Rhonda | 2 comments Just read a great review

http://www.nyjournalofbooks.com/revie...

Author posts interesting argument that there is absolutely no biological basis for the social and political concept of race. The review site is offering a freebie!


message 2: by Dawn (new)

Dawn (dawnv) It looks interesting that is for sure.


message 3: by Bill (new)

Bill (kernos) | 2 comments I don't completely agree with her, mainly because there are practical relationships between classical races and disease. Some of these are clearly genetic, some cultural. It's a gray area, not black and white. As time goes on and we mongrelize (assuming we survive as a species and can continue to easily travel) these differences will become less and less important.


message 4: by Gary (new)

Gary | 1 comments I may check it out. "absolutely no biological basis" is perhaps strong, but I understand that biological differences are so small that they don't justify any of the separateness that society and culture put on race.
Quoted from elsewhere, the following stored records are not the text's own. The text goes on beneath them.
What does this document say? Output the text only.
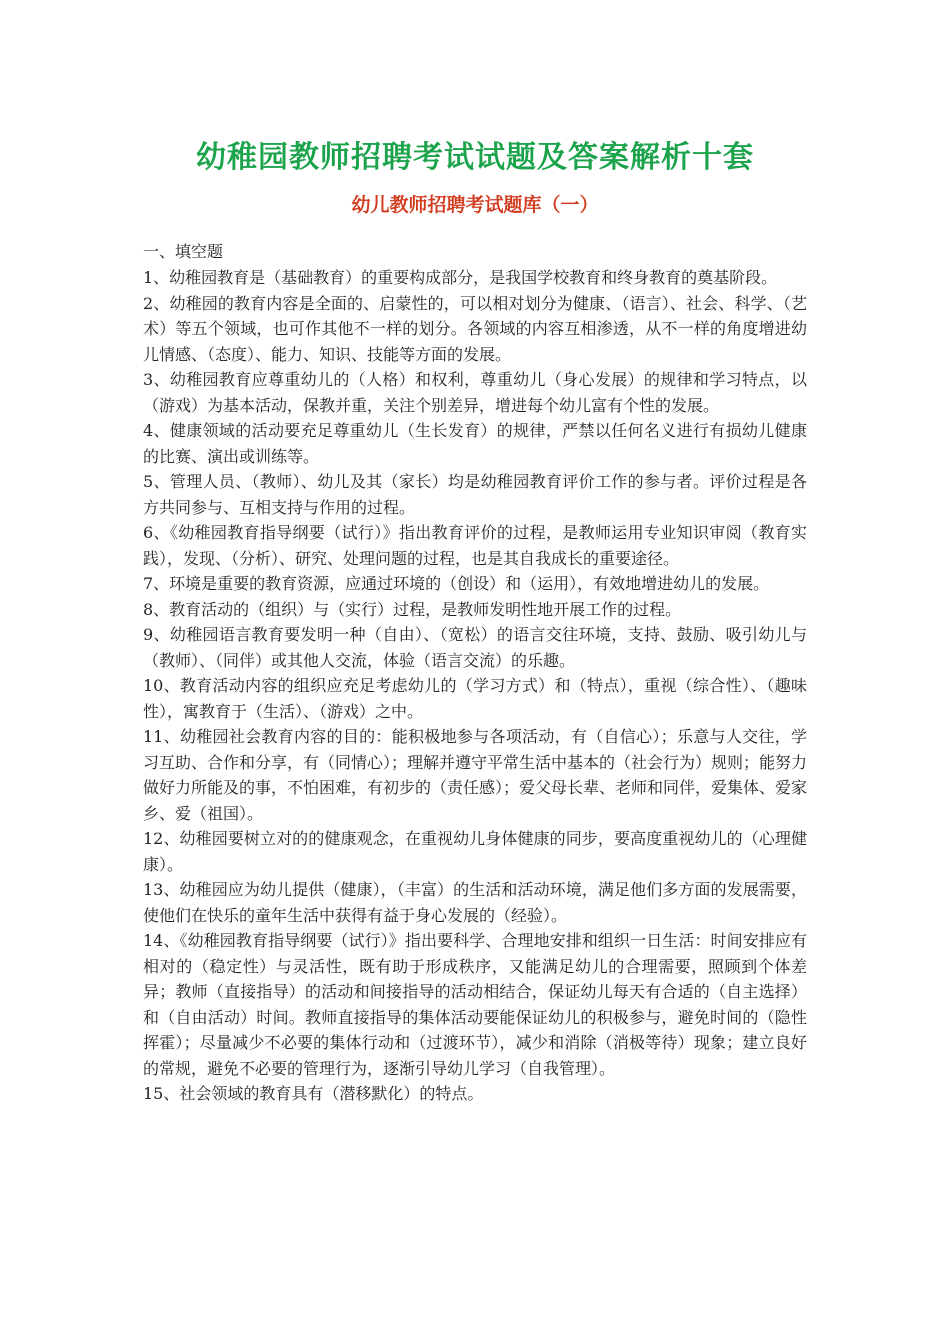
幼稚园教师招聘考试试题及答案解析十套
幼儿教师招聘考试题库（一）

一、填空题

1、幼稚园教育是（基础教育）的重要构成部分，是我国学校教育和终身教育的奠基阶段。

2、幼稚园的教育内容是全面的、启蒙性的，可以相对划分为健康、（语言）、社会、科学、（艺术）等五个领域，也可作其他不一样的划分。各领域的内容互相渗透，从不一样的角度增进幼儿情感、（态度）、能力、知识、技能等方面的发展。

3、幼稚园教育应尊重幼儿的（人格）和权利，尊重幼儿（身心发展）的规律和学习特点，以（游戏）为基本活动，保教并重，关注个别差异，增进每个幼儿富有个性的发展。

4、健康领域的活动要充足尊重幼儿（生长发育）的规律，严禁以任何名义进行有损幼儿健康的比赛、演出或训练等。

5、管理人员、（教师）、幼儿及其（家长）均是幼稚园教育评价工作的参与者。评价过程是各方共同参与、互相支持与作用的过程。

6、《幼稚园教育指导纲要（试行）》指出教育评价的过程，是教师运用专业知识审阅（教育实践），发现、（分析）、研究、处理问题的过程，也是其自我成长的重要途径。

7、环境是重要的教育资源，应通过环境的（创设）和（运用），有效地增进幼儿的发展。

8、教育活动的（组织）与（实行）过程，是教师发明性地开展工作的过程。

9、幼稚园语言教育要发明一种（自由）、（宽松）的语言交往环境，支持、鼓励、吸引幼儿与（教师）、（同伴）或其他人交流，体验（语言交流）的乐趣。

10、教育活动内容的组织应充足考虑幼儿的（学习方式）和（特点），重视（综合性）、（趣味性），寓教育于（生活）、（游戏）之中。

11、幼稚园社会教育内容的目的：能积极地参与各项活动，有（自信心）；乐意与人交往，学习互助、合作和分享，有（同情心）；理解并遵守平常生活中基本的（社会行为）规则；能努力做好力所能及的事，不怕困难，有初步的（责任感）；爱父母长辈、老师和同伴，爱集体、爱家乡、爱（祖国）。

12、幼稚园要树立对的的健康观念，在重视幼儿身体健康的同步，要高度重视幼儿的（心理健康）。

13、幼稚园应为幼儿提供（健康），（丰富）的生活和活动环境，满足他们多方面的发展需要，使他们在快乐的童年生活中获得有益于身心发展的（经验）。

14、《幼稚园教育指导纲要（试行）》指出要科学、合理地安排和组织一日生活：时间安排应有相对的（稳定性）与灵活性，既有助于形成秩序，又能满足幼儿的合理需要，照顾到个体差异；教师（直接指导）的活动和间接指导的活动相结合，保证幼儿每天有合适的（自主选择）和（自由活动）时间。教师直接指导的集体活动要能保证幼儿的积极参与，避免时间的（隐性挥霍）；尽量减少不必要的集体行动和（过渡环节），减少和消除（消极等待）现象；建立良好的常规，避免不必要的管理行为，逐渐引导幼儿学习（自我管理）。

15、社会领域的教育具有（潜移默化）的特点。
I believe there are twice as many genes that have to differ between a short and tall person--and yet it would seem silly to consider that a fundamental difference in personhood.


message 5: by Terrence (new)

Terrence | 1 comments How come they've found that people of Jewish descent have a shared genetic heritage and a much higher rate of diseases like Tay-Sachs then? Seems fishy.
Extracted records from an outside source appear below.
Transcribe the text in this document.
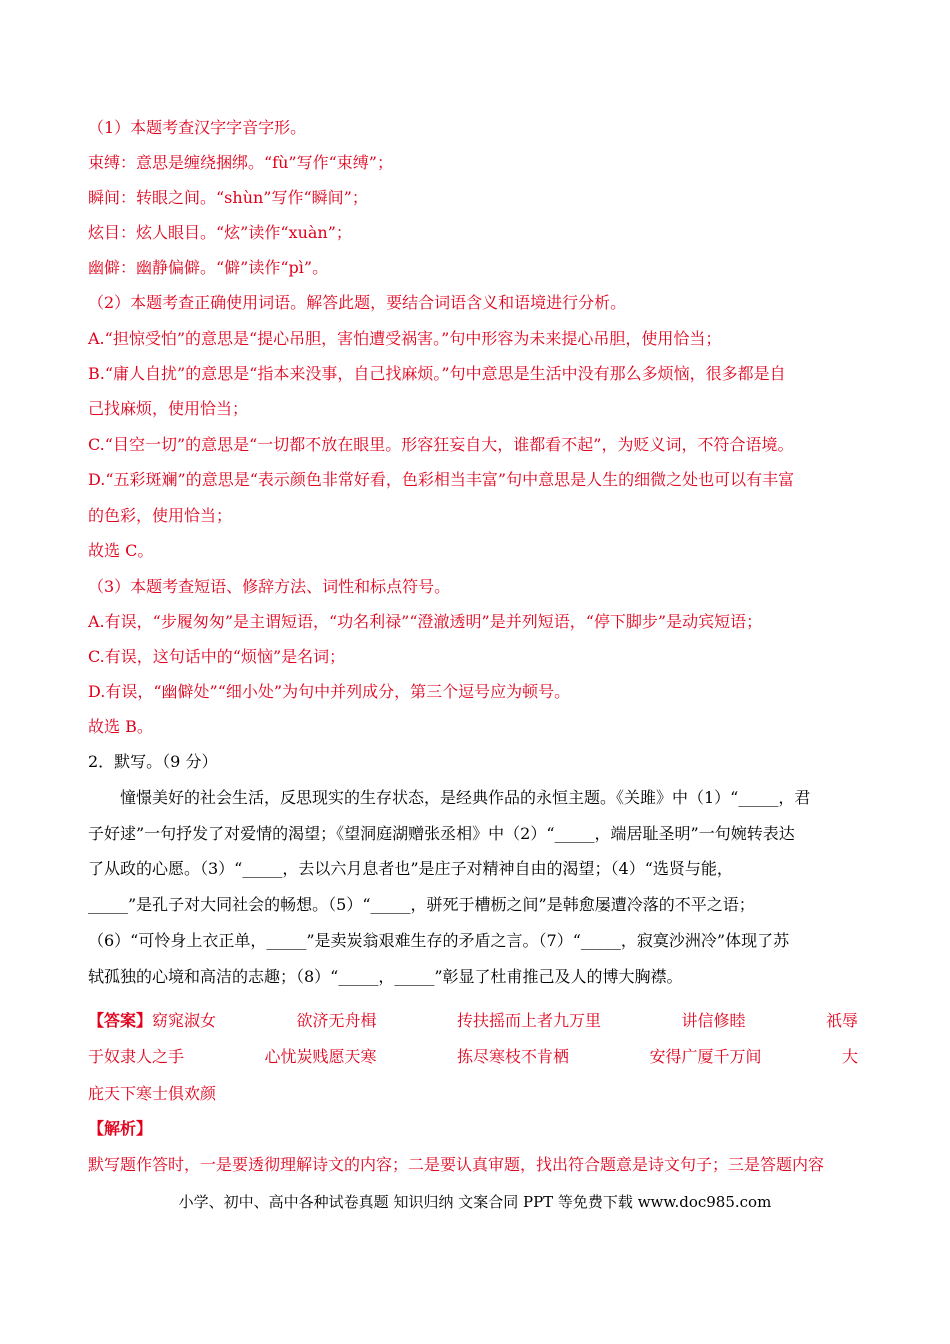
（1）本题考查汉字字音字形。
束缚：意思是缠绕捆绑。“fù”写作“束缚”；
瞬间：转眼之间。“shùn”写作“瞬间”；
炫目：炫人眼目。“炫”读作“xuàn”；
幽僻：幽静偏僻。“僻”读作“pì”。
（2）本题考查正确使用词语。解答此题，要结合词语含义和语境进行分析。
A.“担惊受怕”的意思是“提心吊胆，害怕遭受祸害。”句中形容为未来提心吊胆，使用恰当；
B.“庸人自扰”的意思是“指本来没事，自己找麻烦。”句中意思是生活中没有那么多烦恼，很多都是自
己找麻烦，使用恰当；
C.“目空一切”的意思是“一切都不放在眼里。形容狂妄自大，谁都看不起”，为贬义词，不符合语境。
D.“五彩斑斓”的意思是“表示颜色非常好看，色彩相当丰富”句中意思是人生的细微之处也可以有丰富
的色彩，使用恰当；
故选 C。
（3）本题考查短语、修辞方法、词性和标点符号。
A.有误，“步履匆匆”是主谓短语，“功名利禄”“澄澈透明”是并列短语，“停下脚步”是动宾短语；
C.有误，这句话中的“烦恼”是名词；
D.有误，“幽僻处”“细小处”为句中并列成分，第三个逗号应为顿号。
故选 B。
2．默写。（9 分）
憧憬美好的社会生活，反思现实的生存状态，是经典作品的永恒主题。《关雎》中（1）“_____，君
子好逑”一句抒发了对爱情的渴望；《望洞庭湖赠张丞相》中（2）“_____，端居耻圣明”一句婉转表达
了从政的心愿。（3）“_____，去以六月息者也”是庄子对精神自由的渴望；（4）“选贤与能，
_____”是孔子对大同社会的畅想。（5）“_____，骈死于槽枥之间”是韩愈屡遭冷落的不平之语；
（6）“可怜身上衣正单，_____”是卖炭翁艰难生存的矛盾之言。（7）“_____，寂寞沙洲冷”体现了苏
轼孤独的心境和高洁的志趣；（8）“_____，_____”彰显了杜甫推己及人的博大胸襟。
【答案】窈窕淑女	欲济无舟楫	抟扶摇而上者九万里	讲信修睦	祇辱
于奴隶人之手	心忧炭贱愿天寒	拣尽寒枝不肯栖	安得广厦千万间	大
庇天下寒士俱欢颜
【解析】
默写题作答时，一是要透彻理解诗文的内容；二是要认真审题，找出符合题意是诗文句子；三是答题内容
小学、初中、高中各种试卷真题 知识归纳 文案合同 PPT 等免费下载 www.doc985.com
message 6: by Rebecca (new)

Rebecca White (rebecca_white) | 4 comments Because they're closely related. How are we going to class it? Would it be better to classify people by which deseases they have a genetic load for? Sickle-cell anemia is common in the whole mediterranean area - it gives some protection against malaria, although I wouldn't be one to say which is worse. Yet we think of it as something only people with dark skin have. Eye color? Height? Epicanthic folds on the eyes (Asians as well as some Africans have that)? Nose width? That is common to people from warm regions, African and South American. All these classifications are equally arbitrary. You share about 98% of genes with anybody you choose, except a close relative, and that 98% may or may not consist of skin color or thousands of other qualities.


message 7: by Bill (new)

Bill (kernos) | 2 comments Well various studies show that chimps and humans share between 96 and 98.8% of DNA/Genes. Perhaps differences have more to do with quality than quantity.

BTW, it is Thalassemia that has a high prevalence in the Mediterranean area descent. Sickle cell trait and disease is common in those of subsaharan African descent.


message 8: by James (new)

James Birch (jameswallacebirch) | 1 comments i didn't really see a place for introductions so i thought i'd just drop in and say hello right here!